Another important question regarding the implementation of NAT is the cost-effectiveness of the intervention. An approximate cost of Rupees 5.85 crore was spent on NAT tests. This has prevented transfusion of PRBC at risk for transmission of Hepatitis B to a maximum of 43 thalassemia patients. The ICER for the intervention was INR 3.64 crore per QALY saved, which is 274 times the GNI (PPP) of India. Any health intervention is cost-effective if its ICER is less than 3 times the GNI. Therefore, even though the NAT can increase the sensitivity of screening tests to detect TTIs, it is not a cost-effective intervention.

Numerous cost-effectiveness analyses in various developed and developing countries have also found that the implementation of NAT for screening blood components is inefficient.[39,40,41,42,43] This is particularly important in India where the union public health budget is only around 0.34% of GDP. With competing priorities, cost-effective alternatives wherever available must be implemented. Blood components are provided free of cost to a majority of the population by the union and state governments. The near doubling of costs of blood components on implementation of NAT can hamper the availability of blood products for all as mandated by the National Blood Policy, India and the WHO due to the already stretched public health budget.
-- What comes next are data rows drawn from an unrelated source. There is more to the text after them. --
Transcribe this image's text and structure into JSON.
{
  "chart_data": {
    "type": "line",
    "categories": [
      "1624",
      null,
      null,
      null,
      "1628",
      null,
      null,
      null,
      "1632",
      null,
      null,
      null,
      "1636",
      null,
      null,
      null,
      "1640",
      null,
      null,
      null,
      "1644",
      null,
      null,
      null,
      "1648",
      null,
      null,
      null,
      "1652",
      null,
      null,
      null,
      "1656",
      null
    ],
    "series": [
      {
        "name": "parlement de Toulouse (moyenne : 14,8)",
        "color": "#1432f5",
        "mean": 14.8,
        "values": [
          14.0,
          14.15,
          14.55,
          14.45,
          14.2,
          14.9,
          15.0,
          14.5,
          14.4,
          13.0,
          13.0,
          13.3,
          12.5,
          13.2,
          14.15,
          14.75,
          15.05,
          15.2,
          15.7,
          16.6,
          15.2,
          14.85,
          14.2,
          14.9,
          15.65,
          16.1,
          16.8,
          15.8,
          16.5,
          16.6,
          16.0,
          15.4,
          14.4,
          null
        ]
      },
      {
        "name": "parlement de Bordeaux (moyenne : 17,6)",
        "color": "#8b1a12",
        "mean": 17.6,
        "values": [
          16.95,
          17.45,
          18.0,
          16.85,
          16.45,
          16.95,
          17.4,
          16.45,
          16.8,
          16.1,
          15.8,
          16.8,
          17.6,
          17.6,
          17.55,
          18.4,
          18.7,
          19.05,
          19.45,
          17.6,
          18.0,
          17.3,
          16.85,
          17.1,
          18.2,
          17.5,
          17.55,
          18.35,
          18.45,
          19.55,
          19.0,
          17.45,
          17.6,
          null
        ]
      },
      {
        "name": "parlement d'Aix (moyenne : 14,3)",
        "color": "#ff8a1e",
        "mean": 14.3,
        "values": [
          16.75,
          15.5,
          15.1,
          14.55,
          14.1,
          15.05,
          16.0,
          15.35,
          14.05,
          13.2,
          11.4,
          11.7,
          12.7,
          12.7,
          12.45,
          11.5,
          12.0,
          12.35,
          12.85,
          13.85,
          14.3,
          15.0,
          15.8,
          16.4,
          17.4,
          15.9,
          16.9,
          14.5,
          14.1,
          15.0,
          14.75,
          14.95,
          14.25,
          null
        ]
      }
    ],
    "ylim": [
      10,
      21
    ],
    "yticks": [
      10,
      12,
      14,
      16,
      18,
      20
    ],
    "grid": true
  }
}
As this analysis is for patients of thalassemia alone, who receive PRBC for transfusion, the risk of transmissibility through other blood components(RDPC, FFP etc.) has not been taken into account. This is the first study on the cost-effectiveness of NAT screening of blood donations in India. This is also the first study on the cost-effectiveness of this intervention specifically for thalassemia patients. This study aims to answer the query for this particular patient population which is generally raised in India. The limitations of this study are that it is based on experience and costs based on single-centre data and discounting of cost and effectiveness has not been done. The strength of this study is that it draws patient and NAT yield data from different centres in Rajasthan served by NAT lab of AIIMS Jodhpur and base populations of the region which are catered to by these centres. The cost calculations have been made using the premise that all NAT yield units would have transmitted hepatitis B. Even though the model overestimates the costs, this analysis also shows the intervention to be cost-ineffective.
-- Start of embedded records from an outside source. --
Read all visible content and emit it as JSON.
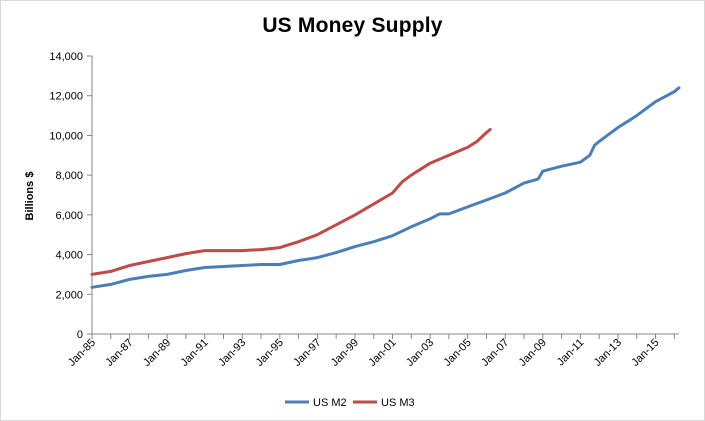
{
  "chart_data": {
    "type": "line",
    "title": "US Money Supply",
    "xlabel": "",
    "ylabel": "Billions $",
    "ylim": [
      0,
      14000
    ],
    "yticks": [
      0,
      2000,
      4000,
      6000,
      8000,
      10000,
      12000,
      14000
    ],
    "ytick_labels": [
      "0",
      "2,000",
      "4,000",
      "6,000",
      "8,000",
      "10,000",
      "12,000",
      "14,000"
    ],
    "xlim": [
      1985.0,
      2016.25
    ],
    "xticks": [
      1985,
      1987,
      1989,
      1991,
      1993,
      1995,
      1997,
      1999,
      2001,
      2003,
      2005,
      2007,
      2009,
      2011,
      2013,
      2015
    ],
    "xtick_labels": [
      "Jan-85",
      "Jan-87",
      "Jan-89",
      "Jan-91",
      "Jan-93",
      "Jan-95",
      "Jan-97",
      "Jan-99",
      "Jan-01",
      "Jan-03",
      "Jan-05",
      "Jan-07",
      "Jan-09",
      "Jan-11",
      "Jan-13",
      "Jan-15"
    ],
    "grid": false,
    "legend": "bottom",
    "series": [
      {
        "name": "US M2",
        "color": "#4a7ebb",
        "x": [
          1985.0,
          1986.0,
          1987.0,
          1988.0,
          1989.0,
          1990.0,
          1991.0,
          1992.0,
          1993.0,
          1994.0,
          1995.0,
          1996.0,
          1997.0,
          1998.0,
          1999.0,
          2000.0,
          2001.0,
          2002.0,
          2003.0,
          2003.5,
          2004.0,
          2005.0,
          2006.0,
          2007.0,
          2008.0,
          2008.75,
          2009.0,
          2010.0,
          2011.0,
          2011.5,
          2011.75,
          2012.0,
          2013.0,
          2014.0,
          2015.0,
          2016.0,
          2016.25
        ],
        "y": [
          2350,
          2500,
          2750,
          2900,
          3000,
          3200,
          3350,
          3400,
          3450,
          3500,
          3500,
          3700,
          3850,
          4100,
          4400,
          4650,
          4950,
          5400,
          5800,
          6050,
          6050,
          6400,
          6750,
          7100,
          7600,
          7800,
          8200,
          8450,
          8650,
          9000,
          9500,
          9700,
          10400,
          11000,
          11700,
          12200,
          12400
        ]
      },
      {
        "name": "US M3",
        "color": "#be4b48",
        "x": [
          1985.0,
          1986.0,
          1987.0,
          1988.0,
          1989.0,
          1990.0,
          1991.0,
          1992.0,
          1993.0,
          1994.0,
          1995.0,
          1996.0,
          1997.0,
          1998.0,
          1999.0,
          2000.0,
          2001.0,
          2001.5,
          2002.0,
          2003.0,
          2004.0,
          2005.0,
          2005.5,
          2006.0,
          2006.2
        ],
        "y": [
          3000,
          3150,
          3450,
          3650,
          3850,
          4050,
          4200,
          4200,
          4200,
          4250,
          4350,
          4650,
          5000,
          5500,
          6000,
          6550,
          7100,
          7650,
          8000,
          8600,
          9000,
          9400,
          9700,
          10150,
          10300
        ]
      }
    ]
  }
}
As the analysis of this data shows that this intervention is cost-ineffective in our setting, preventive approaches for thalassemia like carrier screening, counselling, and prenatal diagnosis, therapeutic intervention like hematopoietic stem cell transplantation etc may be considered for better utilization of funds for this population.[44] An analysis by Joseph John et al. in India has previously shown that hematopoietic stem cell transplant(HSCT) was highly cost-effective compared to transfusion chelation therapy.[45] The use of other alternatives like compulsory vaccination with Hepatitis B vaccination along with booster doses, stringent blood donor selection and increased voluntary blood donation, strengthening of the serological testing methodology by incorporation of 4th generation testing wherever available may help to improve blood safety without entailing higher costs. The cost of Hepatitis B vaccination is Rs 135 to INR 750 per person. Immunization of all thalassemia patients in Rajasthan would cost a maximum of Rs 15 Lakhs. And this would have likely resulted in a similar outcome. Development of in-house RTPCR-based techniques or other measures to bring down the cost of tests may be used for cost-effectiveness.

Conclusions

Nucleic acid testing has been advocated to decrease the transmission of transfusion-transmitted infections. However, the high cost and cost ineffectiveness, especially for a developing country with limited public healthcare resources, do not support its implementation. Stringent donor screening measures, strengthening of serological testing methods and Hepatitis B vaccination could be a more effective alternatives to prevent TTIs while other interventions like prenatal carrier screening, early HSCT etc. can be done to better manage thalassemia patients.